Because milkmen adopt an entirely different persona as soon as they are behind the wheel of their floats.

In recent months, this column has produced a stream of bile for motorists of one type or another but I’m the first to admit that, broadly speaking, most people are pretty good drivers… so long as they are in an ordinary, anonymous saloon.

In his Sierra, a milkman is polite and charming but in his float, he begins to cackle the cackle of someone who is terminally deranged.

As the round wears on and the punch from his battery pack begins to fade, the top speed of his float falls to a crawl. By 8.30, with the morning rush hour in full flood, only the most sophisticated global postioning satellite can tell he’s moving at all. On any sort of incline he isn’t.

But he doesn’t care. And if he has a delivery to make at number 23, he will pull up directly outside number 23, and never mind that by doing so, he completely blocks the road.

Impeded drivers blow their horns and swear but Milkie doesn’t seem to notice. He’s now in full whistle mode so there’s no way the people at number 23 can guess their milk has been brought to them by one of Lucifer’s disciples.

And milkmen are not the worst offenders. That accolade goes to the Dustbinerie, a sinister bunch of men who, when back at base, slaughter goats and drink their blood.
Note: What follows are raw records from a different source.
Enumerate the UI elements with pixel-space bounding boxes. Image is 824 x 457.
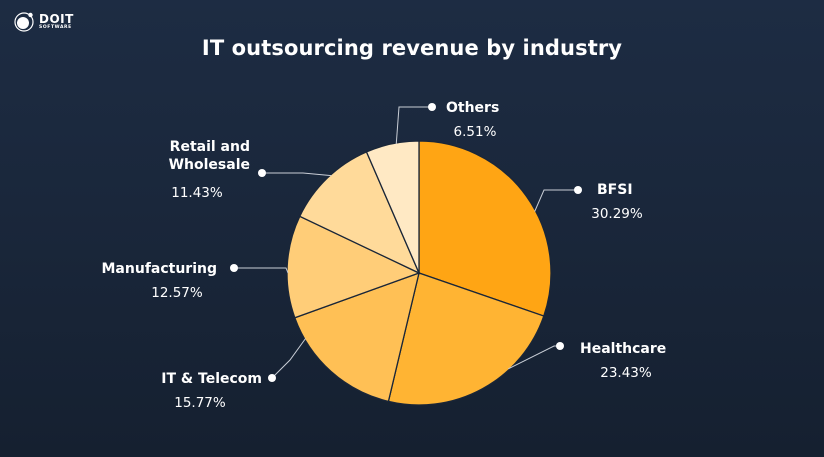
pie-slice-it-telecom [293,271,420,403]
chart-title: IT outsourcing revenue by industry [201,36,623,60]
slice-label: BFSI [597,182,633,198]
pie-slice-manufacturing [286,215,421,319]
pie-slice-retail-and-wholesale [298,151,421,275]
callout-dot [230,264,238,272]
slice-value-label: 23.43% [600,365,652,381]
pie-slice-bfsi [418,140,552,317]
callout-dot [574,186,582,194]
slice-value-label: 6.51% [454,124,497,140]
callout-dot [556,342,564,350]
slice-label: Others [446,100,499,116]
callout-leader-line [271,338,306,379]
logo-icon [13,11,35,33]
pie-slices [286,140,552,406]
callout-dot [428,103,436,111]
slice-label: Manufacturing [102,261,218,277]
slice-value-label: 30.29% [591,206,643,222]
brand-logo: DOIT SOFTWARE [13,11,74,33]
slice-label: Retail and [170,139,250,155]
pie-slice-others [365,140,420,274]
callout-dot [268,374,276,382]
callout-dot [258,169,266,177]
pie-callouts: BFSI 30.29% Healthcare 23.43% IT & Telecom 15… [102,100,667,411]
slice-value-label: 12.57% [151,285,203,301]
callout-leader-line [395,106,432,145]
callout-leader-line [262,172,332,177]
brand-name: DOIT [39,12,74,27]
slice-label: Wholesale [169,157,250,173]
slice-value-label: 15.77% [174,395,226,411]
callout-leader-line [234,267,289,274]
slice-label: Healthcare [580,341,666,357]
brand-subtitle: SOFTWARE [39,25,72,31]
pie-slice-healthcare [387,272,545,406]
callout-leader-line [534,189,578,212]
slice-label: IT & Telecom [161,371,262,387]
slice-value-label: 11.43% [171,185,223,201]
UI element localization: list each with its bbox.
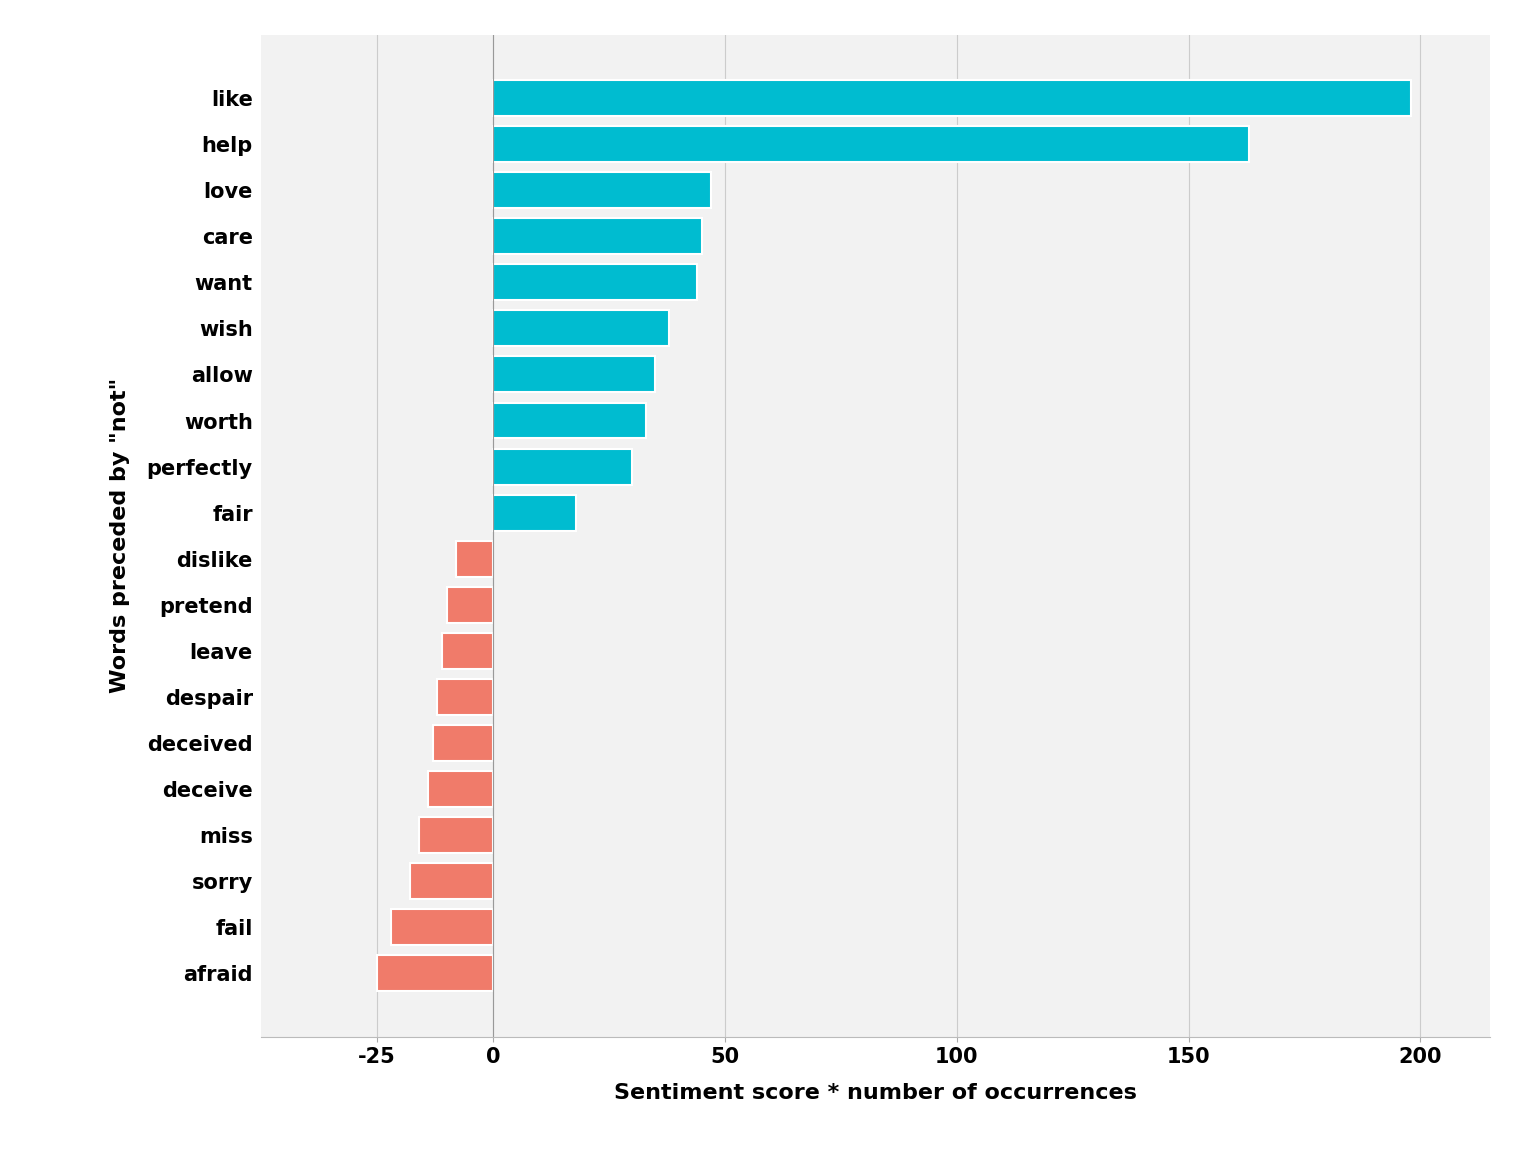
Bar [493,219,702,255]
Bar [392,909,493,945]
Bar [493,310,670,347]
Bar [438,679,493,715]
Bar [442,632,493,669]
Y-axis label: Words preceded by "not": Words preceded by "not" [111,378,131,694]
Bar [493,81,1412,116]
Bar [493,448,633,485]
Bar [376,955,493,991]
Bar [493,264,697,301]
Bar [433,725,493,761]
Bar [456,540,493,577]
X-axis label: Sentiment score * number of occurrences: Sentiment score * number of occurrences [614,1083,1137,1104]
Bar [429,771,493,808]
Bar [410,863,493,899]
Bar [493,173,711,209]
Bar [447,586,493,623]
Bar [493,494,576,531]
Bar [419,817,493,852]
Bar [493,127,1249,162]
Bar [493,356,656,393]
Bar [493,402,647,439]
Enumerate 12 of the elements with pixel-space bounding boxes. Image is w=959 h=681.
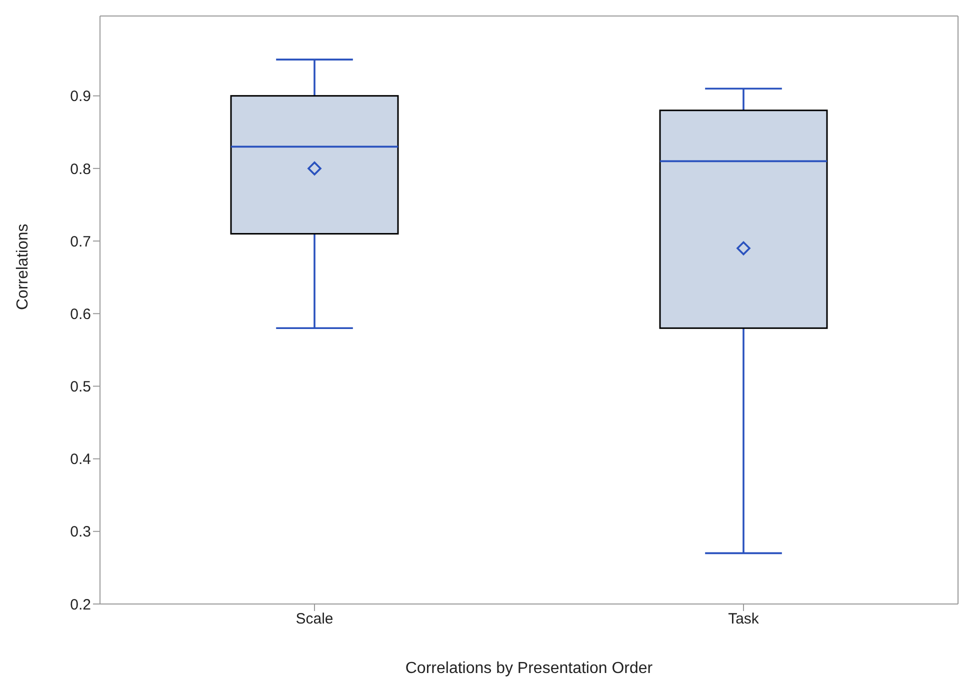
y-tick-label: 0.7 bbox=[70, 233, 91, 250]
y-tick-label: 0.6 bbox=[70, 306, 91, 323]
y-tick-label: 0.8 bbox=[70, 160, 91, 178]
x-tick-label: Task bbox=[728, 610, 760, 628]
x-axis-title: Correlations by Presentation Order bbox=[405, 660, 654, 677]
y-tick-label: 0.2 bbox=[70, 596, 91, 614]
x-tick-label: Scale bbox=[296, 610, 334, 628]
y-axis-title: Correlations bbox=[14, 224, 32, 310]
y-tick-label: 0.5 bbox=[70, 378, 91, 396]
y-tick-label: 0.9 bbox=[70, 88, 91, 106]
y-tick-label: 0.3 bbox=[70, 524, 91, 541]
y-tick-label: 0.4 bbox=[70, 451, 91, 468]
What I want to know is this – why do our dustbins have to be emptied first thing in the morning when half the population is asleep and the other half is trying to get to work?

Why can’t they come and collect my rubbish in the middle of the day when their banging and crashing is not even slightly bothersome? And at midday, they can park their truck in the middle of the road for an hour, and no one will mind.

Then there’s van drivers. What is it that makes all of these people believe their vehicle is three inches narrower than it really is? Or do they get a £5 bonus for every wing mirror they can break?

There is no sight quite so terrifying as being on a narrow street with cars parked on either side and a van with three men in it coming the other way.

You know he won’t slow down, which is bad enough, and you know that in a few seconds you won’t have a driver’s side door mirror, which is expensive, but worst of all, the van will be doing at least a hundred miles an hour. More, if it’s an Astramax.